Peter J. Dekom practices law in Los Angeles and was formerly "of counsel" with Weissmann Wolff Bergman Coleman Grodin & Evall and a partner in the firm of Bloom, Dekom, Hergott and Cook. Mr. Dekom's clients include or have included such Hollywood notables as George Lucas, Paul Haggis, Keenen Ivory Wayans, John Travolta, Ron Howard, Rob Reiner, Andy Davis, Robert Towne and Larry Gordon among many others, as well as corporate clients such as Sears, Roebuck and Co., Pacific Telesis and Japan Victor Corporation (JVC). He has been listed in Forbes among the top 100 lawyers in the United States and in Premiere Magazine as one of the 50 most powerful people in Hollywood.
In addition, Mr. Dekom currently serves as Vice-Chairman of privately-held, Dick Cook Studios, Inc. (founded by former Walt Disney Studios Chairman, Richard Cook).
Mr. Dekom has been a management/marketing consultant, and entrepreneur in the fields of entertainment, Internet, and telecommunications. As a consultant to the state of New Mexico for almost a decade, he was instrumental in creating, writing and implementing legislation to encourage film and television production in the state and supervised the film loan program portion of that incentive structure until the spring of 2011. Mr. Dekom has also provided off-balance sheet, insurance-backed financing for major motion picture studios.
Mr Dekom also has served on the boards of Imagine Films Entertainment while the company remained publicly traded and was a board member of Will Vinton Studios and Cinebase Software, among others, leaving upon change of ownership. Ending his tenure in 2019, Mr. Dekom served on the board of directors and chairman of the audit committee for Chicken Soup for the Soul Entertainment, Inc. (NASDAQ CSSE) through and following that company's initial public offering. He has also served as a member of the Academy of Television Arts and Sciences and Academy Foundation, Board of Directors, Chairman (now Emeritus) of the American Cinematheque, and on the Advisory Board of the Shanghai International Film Festival. He recently served on the Board of Governors for the America Bar Assn.’s Sports and Entertainment Law Section (continuing as “Special Projects” chair), where he often authored articles, delivered lectures, serves as “Special Projects Chair,” and continues to be an active participant. He is an active socio-political blogger (unshred.blogspot.com), having written and posted almost 3,000 original articles since 2008.
The Beverly Hills Bar Association honored Mr.
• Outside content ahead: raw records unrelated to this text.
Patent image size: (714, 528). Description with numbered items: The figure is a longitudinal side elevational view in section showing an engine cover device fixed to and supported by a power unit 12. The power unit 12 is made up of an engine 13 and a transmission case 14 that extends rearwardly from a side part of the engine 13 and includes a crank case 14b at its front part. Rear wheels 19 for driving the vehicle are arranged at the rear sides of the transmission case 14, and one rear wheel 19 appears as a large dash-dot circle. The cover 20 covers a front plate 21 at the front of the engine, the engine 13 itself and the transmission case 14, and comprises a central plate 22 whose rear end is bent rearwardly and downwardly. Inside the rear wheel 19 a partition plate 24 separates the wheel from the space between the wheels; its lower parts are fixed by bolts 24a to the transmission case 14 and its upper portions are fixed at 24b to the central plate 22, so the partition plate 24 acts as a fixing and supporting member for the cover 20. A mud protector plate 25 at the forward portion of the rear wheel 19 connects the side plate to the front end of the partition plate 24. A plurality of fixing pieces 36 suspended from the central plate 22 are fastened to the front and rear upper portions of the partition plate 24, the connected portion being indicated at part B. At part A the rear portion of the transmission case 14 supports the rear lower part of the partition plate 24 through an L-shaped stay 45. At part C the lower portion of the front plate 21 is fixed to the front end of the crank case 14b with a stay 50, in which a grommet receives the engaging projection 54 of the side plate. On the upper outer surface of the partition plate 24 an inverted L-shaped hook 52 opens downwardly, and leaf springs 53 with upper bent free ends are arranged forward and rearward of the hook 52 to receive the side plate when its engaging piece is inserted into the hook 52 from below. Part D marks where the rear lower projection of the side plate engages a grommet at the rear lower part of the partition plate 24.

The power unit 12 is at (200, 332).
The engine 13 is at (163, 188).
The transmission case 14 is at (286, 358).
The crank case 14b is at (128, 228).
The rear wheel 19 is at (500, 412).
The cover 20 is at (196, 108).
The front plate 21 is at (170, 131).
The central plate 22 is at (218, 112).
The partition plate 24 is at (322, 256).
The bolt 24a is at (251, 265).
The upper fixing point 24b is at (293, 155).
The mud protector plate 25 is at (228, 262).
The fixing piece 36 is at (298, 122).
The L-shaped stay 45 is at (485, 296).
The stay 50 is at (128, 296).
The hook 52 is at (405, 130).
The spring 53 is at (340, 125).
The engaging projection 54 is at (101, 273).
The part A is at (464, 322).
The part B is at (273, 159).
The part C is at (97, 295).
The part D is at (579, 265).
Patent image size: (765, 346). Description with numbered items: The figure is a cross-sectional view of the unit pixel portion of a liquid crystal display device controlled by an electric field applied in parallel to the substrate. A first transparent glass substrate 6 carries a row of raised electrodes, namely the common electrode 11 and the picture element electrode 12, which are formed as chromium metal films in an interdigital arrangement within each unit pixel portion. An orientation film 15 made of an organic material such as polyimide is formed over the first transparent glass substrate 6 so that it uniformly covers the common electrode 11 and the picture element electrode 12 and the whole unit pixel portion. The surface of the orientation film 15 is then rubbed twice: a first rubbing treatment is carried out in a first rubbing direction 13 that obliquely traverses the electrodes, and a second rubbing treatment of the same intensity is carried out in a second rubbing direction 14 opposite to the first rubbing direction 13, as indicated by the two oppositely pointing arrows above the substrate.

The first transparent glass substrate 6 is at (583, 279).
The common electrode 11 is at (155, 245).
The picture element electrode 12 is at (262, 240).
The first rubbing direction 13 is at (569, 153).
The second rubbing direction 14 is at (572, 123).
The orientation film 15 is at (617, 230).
Dekom as Entertainment Lawyer of the Year in 1994, the Century City Bar Association accorded him the same honor in 2004, and the Family Assistance Program named him Man of the Year in 1992 for his work with the homeless. In 2012, the American Bar Association, through its Forum on Sports and Entertainment Law, honored Mr. Dekom with its highest recognition for entertainment lawyers, the Ed Rubin Service Award. Author of dozens of scholarly articles, Mr. Dekom also is the co-author of Not on My Watch; Hollywood vs. the Future (New Millennium Publishing, 2003) with Peter Sealey and author of Next: Reinventing Media, Marketing and Entertainment (HekaRose Publishing Group 2014). He has served as an adjunct professor in the UCLA Film School, a lecturer (entertainment marketing) at the University of California, Berkeley Haas School of Business as well as being a featured speaker at film festivals, corporations, universities and bar associations all over the world.
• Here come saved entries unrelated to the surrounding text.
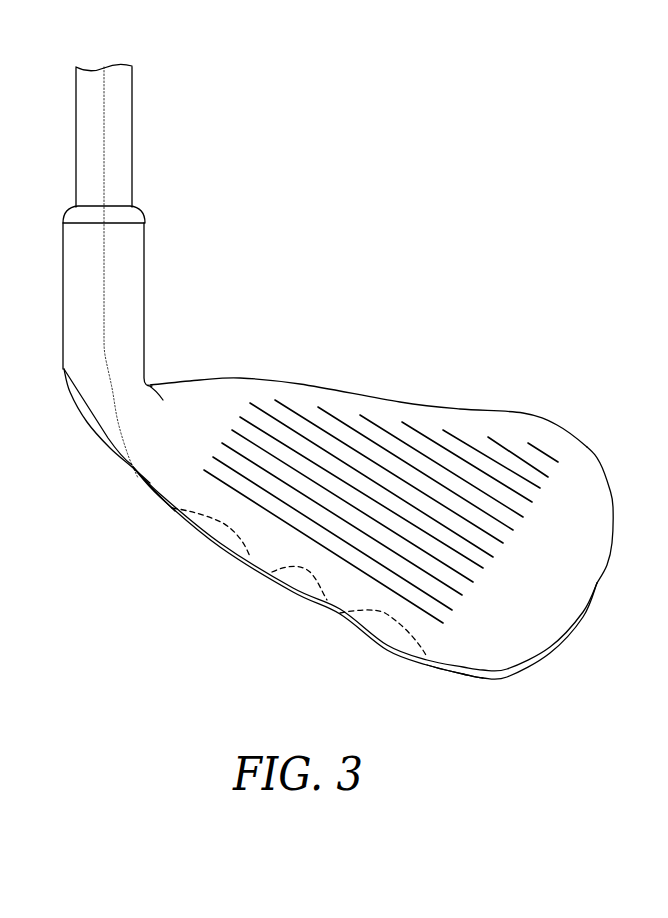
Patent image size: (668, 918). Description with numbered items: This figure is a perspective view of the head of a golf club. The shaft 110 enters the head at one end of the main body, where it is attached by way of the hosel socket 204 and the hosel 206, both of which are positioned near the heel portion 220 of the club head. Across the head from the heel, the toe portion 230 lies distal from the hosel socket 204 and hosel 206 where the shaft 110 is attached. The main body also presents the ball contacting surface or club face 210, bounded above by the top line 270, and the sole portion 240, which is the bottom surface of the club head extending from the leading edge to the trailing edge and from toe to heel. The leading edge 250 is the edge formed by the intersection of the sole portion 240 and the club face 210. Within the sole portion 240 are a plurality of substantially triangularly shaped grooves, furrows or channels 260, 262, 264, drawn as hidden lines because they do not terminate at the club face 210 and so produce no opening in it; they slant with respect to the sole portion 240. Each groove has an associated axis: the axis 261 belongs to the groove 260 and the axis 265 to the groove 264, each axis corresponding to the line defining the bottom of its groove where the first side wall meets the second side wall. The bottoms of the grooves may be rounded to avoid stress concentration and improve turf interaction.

The shaft 110 is at (133, 108).
The hosel 206 is at (138, 209).
The hosel socket 204 is at (126, 295).
The heel portion 220 is at (98, 429).
The top line 270 is at (460, 406).
The toe portion 230 is at (598, 578).
The club face 210 is at (285, 500).
The sole portion 240 is at (280, 590).
The leading edge 250 is at (253, 570).
The axis 265 is at (178, 511).
The groove 264 is at (218, 540).
The groove 262 is at (299, 594).
The groove 260 is at (385, 636).
The axis 261 is at (427, 660).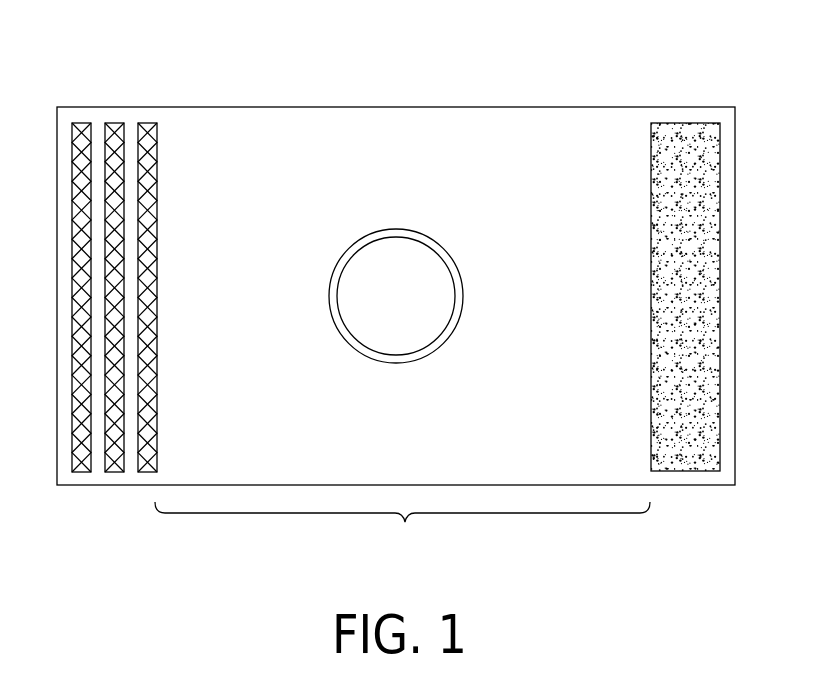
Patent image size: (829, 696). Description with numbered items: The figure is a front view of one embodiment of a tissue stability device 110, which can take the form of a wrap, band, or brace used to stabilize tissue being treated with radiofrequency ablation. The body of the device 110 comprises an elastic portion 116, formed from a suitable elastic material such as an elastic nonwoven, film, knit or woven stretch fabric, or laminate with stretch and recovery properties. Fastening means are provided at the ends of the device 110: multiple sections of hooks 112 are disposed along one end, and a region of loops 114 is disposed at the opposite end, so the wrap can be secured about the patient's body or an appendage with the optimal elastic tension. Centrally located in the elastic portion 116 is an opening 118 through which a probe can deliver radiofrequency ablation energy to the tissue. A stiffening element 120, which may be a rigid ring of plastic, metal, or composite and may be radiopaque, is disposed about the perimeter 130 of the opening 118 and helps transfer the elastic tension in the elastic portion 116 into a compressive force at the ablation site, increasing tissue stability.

The device 110 is at (180, 98).
The hooks 112 is at (142, 472).
The loops 114 is at (686, 470).
The elastic portion 116 is at (402, 531).
The opening 118 is at (398, 338).
The stiffening element 120 is at (350, 248).
The perimeter 130 is at (397, 236).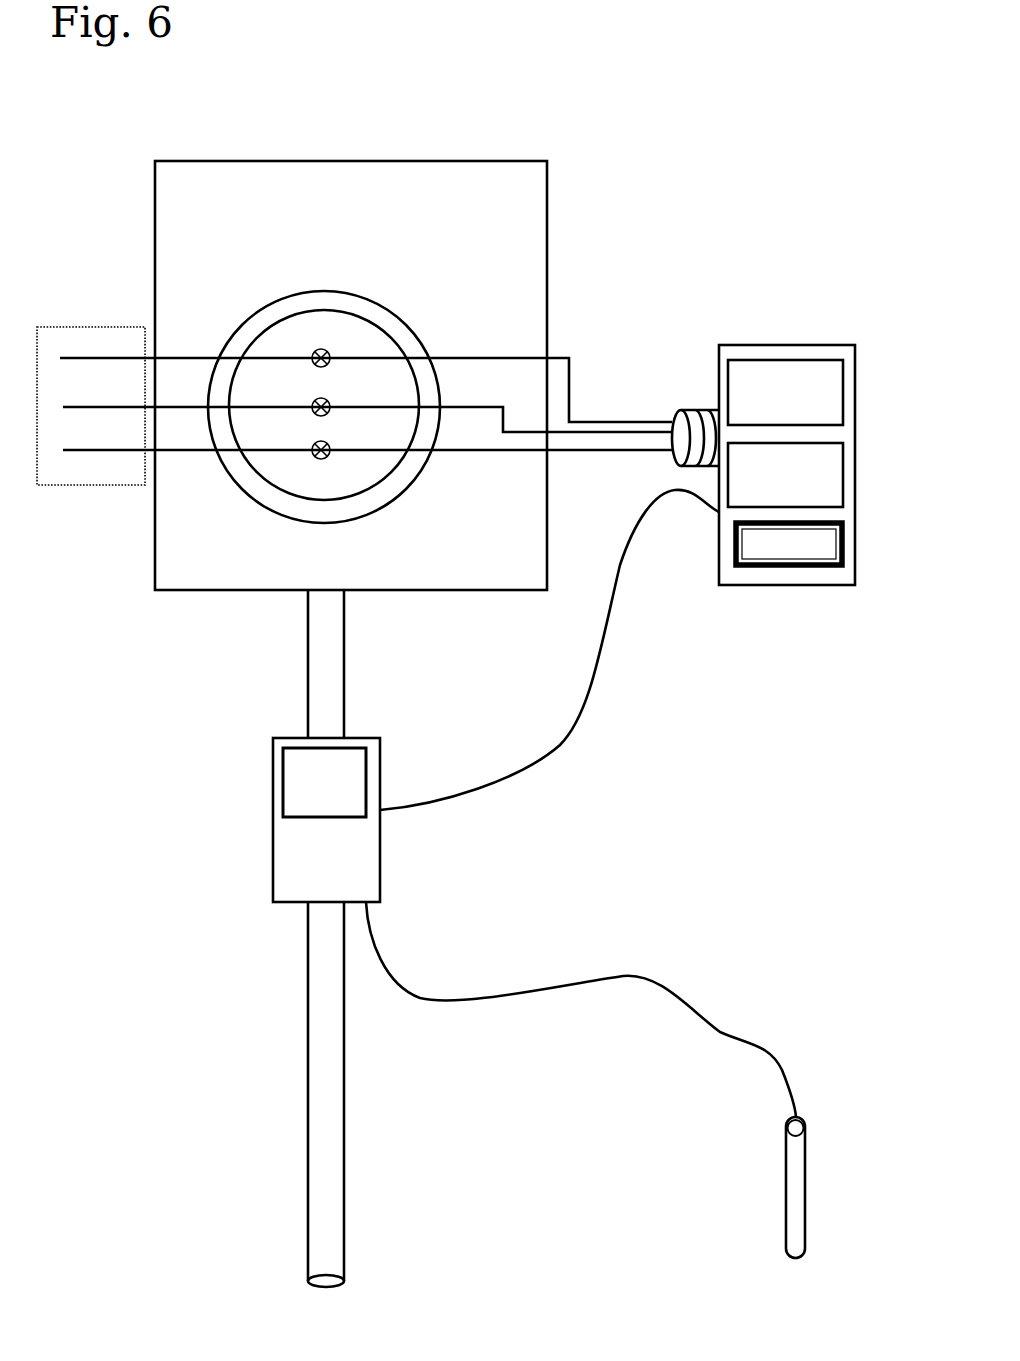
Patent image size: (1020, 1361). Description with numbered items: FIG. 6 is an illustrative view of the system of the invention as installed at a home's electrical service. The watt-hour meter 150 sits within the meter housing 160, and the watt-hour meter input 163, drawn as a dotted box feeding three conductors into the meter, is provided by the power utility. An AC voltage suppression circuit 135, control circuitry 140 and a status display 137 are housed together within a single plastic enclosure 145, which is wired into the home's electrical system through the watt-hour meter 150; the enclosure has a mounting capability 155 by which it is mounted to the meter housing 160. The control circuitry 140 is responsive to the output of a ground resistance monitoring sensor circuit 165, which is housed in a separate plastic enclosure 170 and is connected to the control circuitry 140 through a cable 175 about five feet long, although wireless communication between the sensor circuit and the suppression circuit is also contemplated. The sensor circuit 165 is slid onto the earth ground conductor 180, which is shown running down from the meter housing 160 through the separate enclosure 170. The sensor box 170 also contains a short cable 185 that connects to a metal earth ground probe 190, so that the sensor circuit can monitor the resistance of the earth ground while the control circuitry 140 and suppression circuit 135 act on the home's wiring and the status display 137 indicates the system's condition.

The meter housing 160 is at (547, 202).
The watt-hour meter input 163 is at (70, 327).
The watt-hour meter 150 is at (417, 328).
The mounting capability 155 is at (623, 420).
The plastic enclosure 145 is at (791, 345).
The AC voltage suppression circuit 135 is at (843, 393).
The control circuitry 140 is at (843, 470).
The status display 137 is at (845, 553).
The earth ground conductor 180 is at (343, 705).
The separate plastic enclosure 170 is at (273, 862).
The ground resistance monitoring sensor circuit 165 is at (283, 791).
The cable 175 is at (602, 640).
The short cable 185 is at (536, 989).
The metal earth ground probe 190 is at (805, 1180).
Mr. Dekom graduated from Yale in 1968 (BA), and graduated first in his class in 1973 from the UCLA School of Law (JD). He also has a son, Christopher (b. 1983), who is a Duke University graduate, a Chartered Financial Analyst, a 2013 Darden (UVa) MBA graduate, and is currently an executive with FTI Consulting, specializing in film and television library valuation. Chris' wife, Stephanie (a 2013 George Washington University MD grad), is a neonatal pediatrician at a major Los Angeles hospital.